According to a study, the gap between the rich and the poor is largest in some of the richest American cities.
The Associated Press reported that the Brookings Institute released a study claiming, “economic divides in Atlanta, San Francisco, Washington, New York and Los Angeles are significantly greater than the national average.”
Senior Fellow at Brookings, Alan Berube said that a relationship exists between inequality and economic success since the aforementioned cities “are home to some of the highest paying industries and jobs in the country.”
Berube argues that many of these cities have a widening gap between rich and poor people due to their public housing and the services that attract low-wage workers. But, according to the Associated Press, “the findings come at a delicate moment for the country, still slogging through a weak recovery from the Great Recession.”
The U.S. is undoubtedly going through some tough times. But, how is the country’s income inequality compared to other nations?
The Washington Post claims that the way in which income inequality is measured is going through some changes.
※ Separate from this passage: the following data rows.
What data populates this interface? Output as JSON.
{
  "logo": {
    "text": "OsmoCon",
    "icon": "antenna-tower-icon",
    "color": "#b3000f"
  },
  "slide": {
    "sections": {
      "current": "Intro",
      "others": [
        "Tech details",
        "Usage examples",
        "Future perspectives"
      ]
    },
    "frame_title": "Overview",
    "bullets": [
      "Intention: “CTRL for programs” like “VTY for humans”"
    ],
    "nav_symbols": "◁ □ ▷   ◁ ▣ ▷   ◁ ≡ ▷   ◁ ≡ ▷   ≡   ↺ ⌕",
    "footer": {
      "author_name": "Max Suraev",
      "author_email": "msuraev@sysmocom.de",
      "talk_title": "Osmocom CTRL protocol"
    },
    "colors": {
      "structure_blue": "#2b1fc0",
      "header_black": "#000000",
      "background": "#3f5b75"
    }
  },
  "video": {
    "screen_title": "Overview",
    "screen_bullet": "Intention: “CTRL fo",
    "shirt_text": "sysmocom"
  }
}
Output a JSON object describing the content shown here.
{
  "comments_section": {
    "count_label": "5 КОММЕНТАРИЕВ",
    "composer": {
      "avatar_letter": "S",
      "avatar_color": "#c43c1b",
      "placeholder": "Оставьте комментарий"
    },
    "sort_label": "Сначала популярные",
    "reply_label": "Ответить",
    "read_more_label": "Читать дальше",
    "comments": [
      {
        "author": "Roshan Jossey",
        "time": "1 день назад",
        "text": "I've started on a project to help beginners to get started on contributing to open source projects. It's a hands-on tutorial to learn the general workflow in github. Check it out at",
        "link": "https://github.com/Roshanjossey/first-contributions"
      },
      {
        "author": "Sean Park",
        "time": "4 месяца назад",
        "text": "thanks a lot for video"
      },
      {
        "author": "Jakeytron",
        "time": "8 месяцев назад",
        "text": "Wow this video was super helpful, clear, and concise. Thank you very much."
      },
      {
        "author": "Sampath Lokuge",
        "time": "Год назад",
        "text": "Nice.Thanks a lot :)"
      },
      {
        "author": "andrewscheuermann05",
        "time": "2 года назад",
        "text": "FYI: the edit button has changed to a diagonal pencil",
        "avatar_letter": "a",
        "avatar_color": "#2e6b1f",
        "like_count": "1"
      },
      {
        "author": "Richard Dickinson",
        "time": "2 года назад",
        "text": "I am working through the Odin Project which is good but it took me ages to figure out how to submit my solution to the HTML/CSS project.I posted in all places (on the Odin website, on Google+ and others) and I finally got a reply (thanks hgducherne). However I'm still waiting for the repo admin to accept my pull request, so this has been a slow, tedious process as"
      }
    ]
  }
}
For many years, economists often relied on the Gini coefficient to measure the income distribution throughout nations. However, others argue that the Palma ratio should be adopted instead. Unlike the Gini coefficient, this formula makes it easier to measure the gap between rich and poor people in societies.
The United States ranks “well below every other developed society measured,” the Post notes after analyzing 86 nations with the Palma ratio. “It’s one spot below Nigeria, which has some of the worst political corruption in the world and in 2012 saw nationwide protests over perceived income inequality.
In other words, despite the United States having more economic equality than most of the world, it is still placed “at the bottom end of the developed world.”
Nevertheless, of the 50 biggest cities in the U.S., the AP reported that only 18 of them experienced inequality that was statistically significant since the recession occurred. However, this was largely due to the declining incomes of the poorest residents of these cities.
Allowing this pattern to continue will be detrimental to American societies in the long run. Therefore, to prevent the wealth gap from expanding in prosperous U.S. cities, and to avoid the potential dissent that such income inequality caused in other global cities, Washington needs to come up with a plan to make America less unequal.